En effet, nous retrouverons Martin Freeman (le bon docteur Watson) dans la peau de Bilbon Sacquet dans la trilogie du Hobbit. Et Benedict Cumberbatch me direz-vous ? Il incarne le dragon Smaug ! Il a joué ce rôle entièrement en Motion Captur. Mais ce n’est pas tout ! Il incarne un autre personnage dans cette trilogie… Vous ne voyez pas ?... C’est lui qui joue… Sauron !

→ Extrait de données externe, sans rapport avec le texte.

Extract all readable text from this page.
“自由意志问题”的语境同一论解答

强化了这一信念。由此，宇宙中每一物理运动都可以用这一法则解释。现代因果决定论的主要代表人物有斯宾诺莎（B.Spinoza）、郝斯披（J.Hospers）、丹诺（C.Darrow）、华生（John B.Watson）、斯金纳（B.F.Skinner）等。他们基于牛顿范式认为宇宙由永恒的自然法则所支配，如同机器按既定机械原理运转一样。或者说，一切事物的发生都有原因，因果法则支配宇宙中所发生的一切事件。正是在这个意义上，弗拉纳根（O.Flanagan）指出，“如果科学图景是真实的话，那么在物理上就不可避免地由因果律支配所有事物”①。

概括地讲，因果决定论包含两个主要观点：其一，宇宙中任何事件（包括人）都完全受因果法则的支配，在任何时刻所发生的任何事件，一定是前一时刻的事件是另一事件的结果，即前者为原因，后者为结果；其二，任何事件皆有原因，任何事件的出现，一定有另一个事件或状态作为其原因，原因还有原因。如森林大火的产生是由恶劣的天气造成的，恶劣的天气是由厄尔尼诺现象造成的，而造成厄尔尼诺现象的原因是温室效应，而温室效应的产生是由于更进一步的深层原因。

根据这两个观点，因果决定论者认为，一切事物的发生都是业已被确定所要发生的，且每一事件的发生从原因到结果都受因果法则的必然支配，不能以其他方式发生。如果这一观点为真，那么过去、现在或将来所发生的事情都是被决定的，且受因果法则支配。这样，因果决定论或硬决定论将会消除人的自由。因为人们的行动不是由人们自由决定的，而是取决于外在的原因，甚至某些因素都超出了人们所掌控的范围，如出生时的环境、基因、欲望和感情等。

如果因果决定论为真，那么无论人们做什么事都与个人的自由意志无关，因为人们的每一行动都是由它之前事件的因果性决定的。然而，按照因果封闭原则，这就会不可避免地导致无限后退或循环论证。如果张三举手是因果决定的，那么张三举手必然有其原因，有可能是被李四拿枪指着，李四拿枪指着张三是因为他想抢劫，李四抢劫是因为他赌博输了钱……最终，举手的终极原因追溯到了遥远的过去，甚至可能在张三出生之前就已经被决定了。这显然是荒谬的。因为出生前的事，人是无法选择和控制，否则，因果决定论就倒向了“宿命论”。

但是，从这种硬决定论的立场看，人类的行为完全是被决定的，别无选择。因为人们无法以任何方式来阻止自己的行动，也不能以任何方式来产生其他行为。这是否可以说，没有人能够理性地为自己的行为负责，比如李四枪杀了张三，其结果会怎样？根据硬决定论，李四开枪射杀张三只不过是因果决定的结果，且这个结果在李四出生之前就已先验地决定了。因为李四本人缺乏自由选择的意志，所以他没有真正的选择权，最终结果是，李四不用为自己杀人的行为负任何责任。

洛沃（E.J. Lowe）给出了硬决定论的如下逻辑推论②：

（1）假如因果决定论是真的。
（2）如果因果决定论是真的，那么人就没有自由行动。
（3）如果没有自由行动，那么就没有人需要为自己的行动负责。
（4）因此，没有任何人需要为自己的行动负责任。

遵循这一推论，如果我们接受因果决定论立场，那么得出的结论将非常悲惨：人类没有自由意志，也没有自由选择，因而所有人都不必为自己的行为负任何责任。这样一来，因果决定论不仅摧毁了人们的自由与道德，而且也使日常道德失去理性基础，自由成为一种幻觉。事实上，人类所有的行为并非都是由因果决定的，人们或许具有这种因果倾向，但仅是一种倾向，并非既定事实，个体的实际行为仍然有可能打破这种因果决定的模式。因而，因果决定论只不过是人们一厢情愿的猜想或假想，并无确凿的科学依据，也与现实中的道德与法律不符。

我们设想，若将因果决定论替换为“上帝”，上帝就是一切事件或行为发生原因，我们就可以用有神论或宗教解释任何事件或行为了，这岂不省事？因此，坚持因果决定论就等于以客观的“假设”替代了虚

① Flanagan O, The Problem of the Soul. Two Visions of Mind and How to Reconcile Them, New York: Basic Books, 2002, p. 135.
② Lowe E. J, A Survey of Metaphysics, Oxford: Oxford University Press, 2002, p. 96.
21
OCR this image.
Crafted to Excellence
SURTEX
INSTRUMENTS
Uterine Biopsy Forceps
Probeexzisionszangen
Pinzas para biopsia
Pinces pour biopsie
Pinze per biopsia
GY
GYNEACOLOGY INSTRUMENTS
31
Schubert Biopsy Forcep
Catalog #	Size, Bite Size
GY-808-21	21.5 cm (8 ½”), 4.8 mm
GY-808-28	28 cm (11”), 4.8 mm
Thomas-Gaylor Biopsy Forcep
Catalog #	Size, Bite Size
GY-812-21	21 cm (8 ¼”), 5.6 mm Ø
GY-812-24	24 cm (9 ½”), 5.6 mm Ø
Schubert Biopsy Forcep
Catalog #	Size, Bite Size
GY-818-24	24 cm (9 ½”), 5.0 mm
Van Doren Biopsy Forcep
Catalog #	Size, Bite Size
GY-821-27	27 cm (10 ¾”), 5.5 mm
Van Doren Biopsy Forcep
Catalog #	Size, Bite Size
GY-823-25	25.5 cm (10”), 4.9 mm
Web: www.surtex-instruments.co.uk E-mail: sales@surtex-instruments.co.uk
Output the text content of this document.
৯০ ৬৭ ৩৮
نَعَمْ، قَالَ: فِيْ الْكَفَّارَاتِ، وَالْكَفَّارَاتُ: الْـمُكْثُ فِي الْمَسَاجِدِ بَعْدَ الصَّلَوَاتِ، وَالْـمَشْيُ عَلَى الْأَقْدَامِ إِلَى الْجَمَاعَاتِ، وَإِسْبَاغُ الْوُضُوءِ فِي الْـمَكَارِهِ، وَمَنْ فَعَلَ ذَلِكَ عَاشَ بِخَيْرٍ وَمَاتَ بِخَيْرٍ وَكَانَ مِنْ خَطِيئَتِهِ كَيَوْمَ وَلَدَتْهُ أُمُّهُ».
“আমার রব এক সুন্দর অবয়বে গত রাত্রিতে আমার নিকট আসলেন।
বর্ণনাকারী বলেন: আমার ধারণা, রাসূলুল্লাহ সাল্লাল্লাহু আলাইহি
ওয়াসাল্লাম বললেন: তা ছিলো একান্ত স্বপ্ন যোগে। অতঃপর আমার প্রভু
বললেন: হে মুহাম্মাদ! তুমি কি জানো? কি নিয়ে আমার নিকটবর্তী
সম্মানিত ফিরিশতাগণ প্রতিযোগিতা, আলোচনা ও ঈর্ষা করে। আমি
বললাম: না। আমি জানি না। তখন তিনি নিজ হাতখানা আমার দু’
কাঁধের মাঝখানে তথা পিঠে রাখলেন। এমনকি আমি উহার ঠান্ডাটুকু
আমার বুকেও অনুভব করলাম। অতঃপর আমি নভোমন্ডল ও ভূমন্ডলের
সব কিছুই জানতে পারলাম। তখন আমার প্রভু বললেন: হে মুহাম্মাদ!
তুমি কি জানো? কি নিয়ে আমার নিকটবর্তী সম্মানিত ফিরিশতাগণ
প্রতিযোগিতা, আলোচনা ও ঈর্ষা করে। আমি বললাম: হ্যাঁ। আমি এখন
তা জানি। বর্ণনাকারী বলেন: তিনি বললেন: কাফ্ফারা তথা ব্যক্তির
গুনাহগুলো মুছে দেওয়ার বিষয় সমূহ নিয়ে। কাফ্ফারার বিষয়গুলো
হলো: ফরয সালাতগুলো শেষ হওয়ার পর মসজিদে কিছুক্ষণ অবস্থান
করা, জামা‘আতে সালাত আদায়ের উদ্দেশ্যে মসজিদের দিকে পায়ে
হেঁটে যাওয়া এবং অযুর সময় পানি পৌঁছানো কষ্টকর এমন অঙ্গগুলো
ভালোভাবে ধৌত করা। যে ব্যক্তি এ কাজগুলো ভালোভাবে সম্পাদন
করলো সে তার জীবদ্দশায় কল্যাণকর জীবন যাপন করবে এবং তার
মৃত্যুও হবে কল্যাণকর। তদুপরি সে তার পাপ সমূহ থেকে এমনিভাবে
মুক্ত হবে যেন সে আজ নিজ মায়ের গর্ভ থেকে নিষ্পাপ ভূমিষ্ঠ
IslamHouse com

Benedict Cumberbatch semble d’ailleurs apprécier les rôles de sociopathes… Il incarne magnifiquement le personnage d’Alan Turing dans le film « Imitation Game » en 2014. Certes le personnage n’est peut être pas tout à fait sociopathe, mais il n’était pas tout à fait sociable non plus… Un film magnifique et très instructif que je vous recommande.

Un an auparavant, en 2013, il joue dans Star Strek « Into the Darkness » de J.J.Abrams. Il y incarne le personnage de Khan Noonien Singh…Pas vraiment un personnage gentil et sympathique non plus… Quoiqu’il ne soit pas totalement méchant non plus : quand on connait son histoire on arrive même à avoir de la compassion pour lui. Mais on est loin du Mahatma Gandi…

En 2016, il joue à nouveau deux rôles dans un seul et même film… Avez-vous une idée ?  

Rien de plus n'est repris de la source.